Paulson: It’s not really power. It’s just, if I’m going to work with someone who feels that the way to make me more appealing or attractive is to give me eight-feet-long mermaid hair, I can actually now say, “I think you should find another girl.” Whereas in the past, it was too connected to the moment when I was still so very desperate just to work at all. Now I would have a little bit more confidence to say, “If you want me to come to the party, you’ve got to take me as is.”

I’m not saying that I won’t wear a wig if I’m playing a real person that has this look, or if they want a particular kind of thing, or if I personally want to look a particular way to play a part. I’m just saying, the two times I’ve been a romantic leading woman in a TV series, I’ve auditioned as a brunette and I’ve been asked to go blond.

Duplass: Sarah has a picture of herself holding the Emmy and shooting the bird with the other hand that she sends out to people when they want her to wear a wig. [laughs]

Paulson: Lie!

But seriously, what is it now that makes you feel like you can say no to that kind of thing?

Paulson: Well, it’s a combination of what’s transpired in the last year or two in my career, mixed with what it has made me feel internally, having played the parts that I’ve played and having a little bit more sense of, no one’s going to tap me on the shoulder and say [whispering]: “We didn’t mean to let you in.” You know? That voice that’s always been in my head.

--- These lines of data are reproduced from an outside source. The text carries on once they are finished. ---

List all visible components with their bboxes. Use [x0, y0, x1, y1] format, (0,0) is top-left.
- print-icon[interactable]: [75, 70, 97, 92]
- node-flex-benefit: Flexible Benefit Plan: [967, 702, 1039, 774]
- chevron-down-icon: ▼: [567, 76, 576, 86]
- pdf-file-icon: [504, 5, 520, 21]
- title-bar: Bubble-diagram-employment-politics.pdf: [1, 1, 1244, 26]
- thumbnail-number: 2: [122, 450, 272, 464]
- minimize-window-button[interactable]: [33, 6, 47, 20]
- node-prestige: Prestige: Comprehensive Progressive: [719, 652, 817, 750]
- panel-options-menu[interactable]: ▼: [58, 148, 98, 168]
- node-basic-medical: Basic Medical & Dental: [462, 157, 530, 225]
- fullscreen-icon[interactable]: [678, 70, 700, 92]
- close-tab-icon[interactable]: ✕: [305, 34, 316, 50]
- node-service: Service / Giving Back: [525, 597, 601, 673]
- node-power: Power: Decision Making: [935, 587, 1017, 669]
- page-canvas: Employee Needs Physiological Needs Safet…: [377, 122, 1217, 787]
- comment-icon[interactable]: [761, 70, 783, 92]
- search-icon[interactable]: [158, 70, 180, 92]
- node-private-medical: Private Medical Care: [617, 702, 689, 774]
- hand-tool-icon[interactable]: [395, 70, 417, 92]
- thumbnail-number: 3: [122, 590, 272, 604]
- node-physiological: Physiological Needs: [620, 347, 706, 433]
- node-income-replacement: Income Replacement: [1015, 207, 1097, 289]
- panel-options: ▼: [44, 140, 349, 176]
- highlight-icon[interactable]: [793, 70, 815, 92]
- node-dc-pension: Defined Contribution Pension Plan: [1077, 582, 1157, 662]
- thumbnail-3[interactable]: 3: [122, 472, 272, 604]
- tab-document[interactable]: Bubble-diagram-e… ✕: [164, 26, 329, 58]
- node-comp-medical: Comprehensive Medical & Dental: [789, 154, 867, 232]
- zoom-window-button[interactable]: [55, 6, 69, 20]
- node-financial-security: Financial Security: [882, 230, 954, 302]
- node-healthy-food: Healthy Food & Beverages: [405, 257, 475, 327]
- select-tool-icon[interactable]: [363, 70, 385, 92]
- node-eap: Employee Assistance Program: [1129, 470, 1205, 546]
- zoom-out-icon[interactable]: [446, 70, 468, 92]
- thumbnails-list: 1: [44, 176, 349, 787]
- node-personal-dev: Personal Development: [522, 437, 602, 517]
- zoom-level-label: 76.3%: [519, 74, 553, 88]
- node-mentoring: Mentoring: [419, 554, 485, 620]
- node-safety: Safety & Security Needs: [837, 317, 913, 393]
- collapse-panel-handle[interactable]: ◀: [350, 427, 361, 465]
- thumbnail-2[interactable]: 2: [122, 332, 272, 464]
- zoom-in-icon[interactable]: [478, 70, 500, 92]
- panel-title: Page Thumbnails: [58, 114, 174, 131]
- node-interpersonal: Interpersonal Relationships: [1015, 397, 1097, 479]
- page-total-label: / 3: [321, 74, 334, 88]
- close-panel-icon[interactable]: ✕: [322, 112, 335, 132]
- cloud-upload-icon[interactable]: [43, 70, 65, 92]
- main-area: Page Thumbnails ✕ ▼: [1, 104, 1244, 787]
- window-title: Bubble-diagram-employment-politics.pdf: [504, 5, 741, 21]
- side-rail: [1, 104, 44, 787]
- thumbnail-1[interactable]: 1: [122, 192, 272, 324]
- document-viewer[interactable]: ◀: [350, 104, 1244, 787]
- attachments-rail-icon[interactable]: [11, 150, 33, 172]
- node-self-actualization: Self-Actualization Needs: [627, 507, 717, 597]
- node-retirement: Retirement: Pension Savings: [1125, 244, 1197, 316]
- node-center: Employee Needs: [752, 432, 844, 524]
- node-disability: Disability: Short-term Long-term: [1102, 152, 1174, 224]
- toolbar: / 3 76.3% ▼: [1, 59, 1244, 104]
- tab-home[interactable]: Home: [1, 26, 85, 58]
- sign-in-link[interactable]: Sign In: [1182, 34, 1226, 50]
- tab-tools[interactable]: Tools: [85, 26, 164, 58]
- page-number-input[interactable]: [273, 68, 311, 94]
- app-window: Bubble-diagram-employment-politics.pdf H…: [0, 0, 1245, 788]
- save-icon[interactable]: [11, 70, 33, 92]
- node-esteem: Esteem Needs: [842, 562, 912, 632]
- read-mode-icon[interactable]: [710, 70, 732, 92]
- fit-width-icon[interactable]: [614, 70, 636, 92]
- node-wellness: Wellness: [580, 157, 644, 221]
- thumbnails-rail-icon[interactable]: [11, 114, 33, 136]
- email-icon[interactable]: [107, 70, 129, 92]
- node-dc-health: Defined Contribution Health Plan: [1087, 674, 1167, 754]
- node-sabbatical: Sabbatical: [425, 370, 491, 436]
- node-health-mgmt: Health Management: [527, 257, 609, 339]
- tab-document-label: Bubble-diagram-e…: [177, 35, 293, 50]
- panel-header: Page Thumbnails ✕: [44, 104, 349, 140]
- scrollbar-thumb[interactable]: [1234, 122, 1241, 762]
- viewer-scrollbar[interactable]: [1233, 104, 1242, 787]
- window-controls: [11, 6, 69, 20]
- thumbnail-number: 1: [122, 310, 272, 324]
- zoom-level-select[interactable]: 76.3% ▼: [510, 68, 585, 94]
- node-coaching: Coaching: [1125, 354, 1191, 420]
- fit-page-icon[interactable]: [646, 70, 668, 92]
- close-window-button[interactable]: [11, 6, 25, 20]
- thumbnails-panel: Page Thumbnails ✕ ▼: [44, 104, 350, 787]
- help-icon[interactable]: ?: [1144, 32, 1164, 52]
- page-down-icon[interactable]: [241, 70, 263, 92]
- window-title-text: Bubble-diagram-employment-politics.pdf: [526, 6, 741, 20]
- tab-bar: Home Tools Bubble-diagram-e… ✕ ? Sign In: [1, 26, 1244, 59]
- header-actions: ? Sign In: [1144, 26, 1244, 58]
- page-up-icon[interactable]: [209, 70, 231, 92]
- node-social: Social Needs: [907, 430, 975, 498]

Mark said he was kind of born as a sad, melancholy person. I was always that hypercritical doubting Thomas about my own abilities. It’s not something I’ve been able to shake very easily. But with the incoming validation, there’s been a wonderful dovetailing of my own confidence meeting the work opportunity because of the work that preceded it. So now I feel a little bit more capable of saying, “No. I’m not going to give you your idealized version of beauty or sex appeal.”

On a totally different note, you love online shopping. Have you bought anything good online recently?

Duplass: Excellent question.

Paulson: I want you to know that I just bought my first home. I feel like I should have done this a long time ago. One of my dearest friends, Carla Gallo, who I’ve been friends with since I was 11 years old—wonderful actress—bought her first house at, like, 13. I mean, not really. But the first time she made even the tiniest bit of money and she couldn’t even really afford to buy the house, she bought a house, fixed it up, and sold it for a profit. And she told me: “I don’t know what you’re doing.” I was like, “But look at my purse that I got on Net-a-Porter!” [laughs]

Duplass: Guilt group!

Paulson: But now that I’ve actually grown up a bit and purchased my first house, which I think is another moment of confidence, I’ve curtailed the online shopping. So much so that I now have emails that come in to let me know there are things happening on certain sites that I used to go to, and I just delete them without even opening them.

But hey, you have to decorate the house. Isn’t that an excuse to shop?

Paulson: I have to decorate, but I’m doing so many things to the house I’m probably going to have to wait 10 years to make some more money before I can furnish it. I’ll have some cardboard boxes in there. From Net-a-Porter.